Old friends: Codi Heuer never fully recovered from Tommy John surgery, so Nick Madrigal is the last player left standing from the Craig Kimbrel trade.

Brandon Woodruff: He's kinda in his own category, given that he's 46-26 with a 3.10 ERA and the peripherals to support it over seven seasons with Milwaukee, but durability has been the knock, and any John Danks will tell you that shoulder capsule surgery is no joke. Still, the Sox have as much flexibility as anybody when it comes to what kind of pitchers can fill a rotation, so they can't afford to not do due diligence on any potential affordable quality option.

They're all as free as any free agent now, and the Sox struck oil with James McCann several years ago under such circumstances, and they have plenty of reason to take some more swings at it.

Spare Parts

The headline's a little trite, but this column by Tim Keown does a good job of explaining that the owners threw their support behind the flimsiest of plans to send the Oakland A's to Las Vegas. They haven't yet produced a feasible rendering of the potential ballpark or a plan for what the A's are going to do before it's build in, what, 2028? And that's if the public financing actually goes through.

When talking about Benetti's appearance on Richard Deitsch's Sports Media podcast, I didn't include a part about Benetti talking about somebody who made a "disqualifying comment" about respect because I couldn't tell when it happened.

https://twitter.com/jasonbenetti/status/1632054276674449411

On the podcast, he said "Deep into my TV career," but the tweet made it sound rather early on, so I couldn't quite square it up. Media reporter Jeff Agrest did, and said that Boyer was the one who made that comment.
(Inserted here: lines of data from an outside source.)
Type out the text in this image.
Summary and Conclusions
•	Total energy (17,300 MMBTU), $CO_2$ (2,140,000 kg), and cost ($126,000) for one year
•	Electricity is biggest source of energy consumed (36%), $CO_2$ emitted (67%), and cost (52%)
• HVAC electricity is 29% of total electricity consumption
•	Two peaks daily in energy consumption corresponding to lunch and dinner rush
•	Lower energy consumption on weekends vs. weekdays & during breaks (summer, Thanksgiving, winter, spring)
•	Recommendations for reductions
Baseball Prospectus tends to have more outliers among its top 10 prospect list -- most noteworthy last year was its No. 5 ranking for Norge Vera, and Ben Spanier can't quite bring himself to give up on him (he's 20th here). He and Jeffrey Paternostro have Nick Nastrini as a reliever and Jacob Gonzalez sixth in this system, and I'm looking forward to seeing whether those views are in or out of the consensus as other lists roll in.

The Orioles are the front-runner in the Offseason Plan Project, but Nick Deeds list six teams alongside them, plus another seven teams he considers a step down, but still plausible.

Jayson Stark provides the rundown of the ways the new rules affected the average MLB game, both in the regular season and offseason. I didn't realize that Fox didn't show the pitch clock during the World Series, which is what everybody should want.

The death of San Diego Padres owner Peter Seidler, who invested eye-popping amounts into the Padres payroll because he saw it as a social institution, is hard to square up against the ongoing greed of John Fisher. It's hard to understand how some people can have so much and choose to do so little with it, and it's such a waste.